Pros:
The location is the number one pro. It is remote, peaceful, quiet, beautiful, and it even smells great. 100% under a canopy of large old growth forest, this property is amazing and throws in a lake and pond to boot!
The curved tree on #2 looks like it was made for a disc course. Great job of incorporating it into the design.
There are two to three tees on every hole (#8 has just one tee for all). This spread in skill/challenge is great for courses.
Memorable holes galore on this course. #8 is a short putter drive over a bridge and at a pin perched on the edge of the lake (here's a tip, the water is shallow and clear, run at the pin!). #17 is a downhill 400' throw across a NASTY pond and the pin is perched 10' from the other edge. There is also a bunch of low branches which force you to 'tunnel' through the downhill and straight at the pond while trying to get enough lift to get over. #10 and 11 are decently long hyzers (RHBH) almost entirely over the lake. Lots of reeds and weeds make finding waterlogged discs tough (I shanked my surge in on #10 cus it had too little LSS). There is no decent short bailout area, and the greens each slope back down to the water. #9 is probably the most difficult water hole because you need to be straight and accurate through a 20' wide, 175' long wooded tunnel before sweeping over the lake (shallow bay) and finishing left to the pin very near the edge. #15 is a great short hole from atop one side of a ravine, throwing across the low spot to the elevated pin on the other side with a pond 5' behind it (hint, DON'T go long here). #16 has a great 120 degree dogleg left design. You can pitch up to the short tee and then down the main fairway for 275', you could try and punch through the narrow openings in the trees straight at the pin like I did (and missed). #18 green is under a ton of huge old trees that frame it perfectly.
OB water and fairway edges are in play on a number of holes.

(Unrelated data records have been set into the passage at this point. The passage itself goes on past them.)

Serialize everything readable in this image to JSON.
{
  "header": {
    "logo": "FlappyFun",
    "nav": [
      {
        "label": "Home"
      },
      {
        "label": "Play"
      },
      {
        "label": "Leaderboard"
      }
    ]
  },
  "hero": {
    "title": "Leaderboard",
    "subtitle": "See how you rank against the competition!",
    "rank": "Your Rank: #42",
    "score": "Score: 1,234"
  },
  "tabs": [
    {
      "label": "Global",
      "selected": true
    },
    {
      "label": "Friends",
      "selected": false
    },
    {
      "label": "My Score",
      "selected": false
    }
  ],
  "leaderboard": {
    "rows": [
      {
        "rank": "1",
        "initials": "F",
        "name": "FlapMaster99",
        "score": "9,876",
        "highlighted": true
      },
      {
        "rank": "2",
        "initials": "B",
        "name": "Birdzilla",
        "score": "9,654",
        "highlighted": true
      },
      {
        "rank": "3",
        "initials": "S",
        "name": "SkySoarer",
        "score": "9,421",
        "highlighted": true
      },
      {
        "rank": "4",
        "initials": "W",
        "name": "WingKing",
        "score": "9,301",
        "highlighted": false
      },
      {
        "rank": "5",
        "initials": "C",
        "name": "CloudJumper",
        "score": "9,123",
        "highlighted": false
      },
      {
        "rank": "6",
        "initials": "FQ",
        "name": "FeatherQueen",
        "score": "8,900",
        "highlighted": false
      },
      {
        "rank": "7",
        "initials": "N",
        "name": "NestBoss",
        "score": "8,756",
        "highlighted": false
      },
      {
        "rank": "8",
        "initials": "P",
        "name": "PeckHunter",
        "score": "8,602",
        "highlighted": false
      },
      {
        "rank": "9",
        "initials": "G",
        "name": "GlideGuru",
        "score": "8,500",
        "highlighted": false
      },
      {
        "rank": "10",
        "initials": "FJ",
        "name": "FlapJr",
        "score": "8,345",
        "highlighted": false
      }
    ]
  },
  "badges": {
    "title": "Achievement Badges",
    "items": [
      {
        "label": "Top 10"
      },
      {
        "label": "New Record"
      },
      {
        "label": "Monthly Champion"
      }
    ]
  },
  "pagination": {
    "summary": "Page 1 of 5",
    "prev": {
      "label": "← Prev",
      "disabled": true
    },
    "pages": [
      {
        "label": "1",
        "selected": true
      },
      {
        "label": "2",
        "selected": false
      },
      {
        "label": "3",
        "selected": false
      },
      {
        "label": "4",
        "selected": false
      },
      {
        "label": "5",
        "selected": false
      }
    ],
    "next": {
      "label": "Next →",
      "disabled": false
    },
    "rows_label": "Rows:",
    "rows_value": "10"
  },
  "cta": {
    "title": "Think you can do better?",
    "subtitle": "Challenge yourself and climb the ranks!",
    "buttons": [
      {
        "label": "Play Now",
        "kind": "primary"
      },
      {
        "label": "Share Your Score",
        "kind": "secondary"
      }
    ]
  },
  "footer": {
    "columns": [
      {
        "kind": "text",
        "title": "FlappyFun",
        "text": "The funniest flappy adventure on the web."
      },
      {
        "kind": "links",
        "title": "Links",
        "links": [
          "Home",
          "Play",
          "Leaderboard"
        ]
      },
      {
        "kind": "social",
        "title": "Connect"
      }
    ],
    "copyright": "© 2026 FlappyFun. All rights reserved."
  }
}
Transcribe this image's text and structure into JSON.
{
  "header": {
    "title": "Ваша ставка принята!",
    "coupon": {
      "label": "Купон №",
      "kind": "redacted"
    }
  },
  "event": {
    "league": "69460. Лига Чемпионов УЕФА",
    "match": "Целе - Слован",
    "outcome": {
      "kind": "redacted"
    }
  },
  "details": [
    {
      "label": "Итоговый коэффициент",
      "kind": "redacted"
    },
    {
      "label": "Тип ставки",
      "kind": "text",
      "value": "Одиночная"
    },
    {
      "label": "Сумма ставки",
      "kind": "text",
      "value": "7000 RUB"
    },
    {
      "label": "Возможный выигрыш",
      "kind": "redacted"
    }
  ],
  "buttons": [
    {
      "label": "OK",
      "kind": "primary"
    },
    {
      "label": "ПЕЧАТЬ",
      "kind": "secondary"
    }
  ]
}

There are no benches and trash cans. Yes this is a pro because sitting on a bench just promotes lazy losers to begin vandalizing or tagging things, and trash cans in this period of cutbacks especially in parks are NOT NECESSARY. Why pay a parks employee for his time to collect your trash when you can take it home yourself (afterall you had room to bring it in) and you can also recycle it then!
Cons:
Only one pin placement. While many of the pins were extremely risky, having alternate pins just increases variety and shot shaping that much more and makes for an even more rounded experience in terms of available variety.
Most of the tees were unfortunately above grade. These can cause you to roll your ankle off the front and they limit longer approaches from the back. However, most are long and wide enough and texture is good.
Unfortunately many of the holes are all the same repetitive, non glamorous wooded style. Essentially every hole is wooded and the only mix you'll get is via distance or right/left/straight turn. But that balance within the wooded holes is very good. If you crave variety of all kinds of holes like I do (at least 1-2 of every type of hole imaginable), then Buckhorn falls short.
Other Thoughts:
I played blue tees here, and there was just one pin location. Once again I'm torn on this rating, but at a different threshold. I'm thinking 3.75 would be perfect, but need to fit this into the existing scale. While Buckhorn is an excellent course that offers plenty of challenge, a ton of watery risk, and some very unique features, I'm afraid that it is variety that I crave on my courses. You don't get any big elevation here, but there are lots of neat wooded ravines and ridges. You have 6 holes with water definitely in play. You have the very long wooded holes 4 and 6 and some short narrow ones. You get a more than 90 degree bend in fairway 16 but a peak at an alternate fairway throwing straight at the pin through a 4' gap. Oh wait, I can't forget to state once again that Buckhorn is remote, quiet, peaceful, and beautiful. Yeah, I guess for a 100% wooded course Buckhorn offers some amazing variety and plenty of great risk that I love. It's not like it's flat. It doesn't feel as repetitive as Valley Springs. Having an alternate pin location on each hole would have made it a 4 without question, but lack of long/huge downhill and a few open rippers would still keep it from a 4.5. More holes here along the access roads would allow you to open it up a bit and rip on some. Maybe a second 18 could even work its way into a clear area somewhere and also utilize more elevation. Then we'd be looking at a destination course.
There are cross country mountain bike trails all over the park as well.
I'd say this is a Blue skill level course (from the long tees). There are plenty of forced shot types with the water and all the trees. I never play as well my first time through a course, but it did challenge me much more than others in the area with a mix of length, water OB, and tight woods.
(The order of favorites on my Raleigh trip is as follows - UNC, Leigh Farms, Harris Lake, Cedar Hills, Zebulon, Middle Creek, and Valley Springs. UNC and Leigh farms were runaway winners but with vastly different reasons. Harris Lake was repetitive being almost all wooded, but real fun to play and lots of risk. Cedar Hills, Zeb, and Middle creek were all tied around the average for different reasons. Valley Springs was very fun, but repetitively grueling.)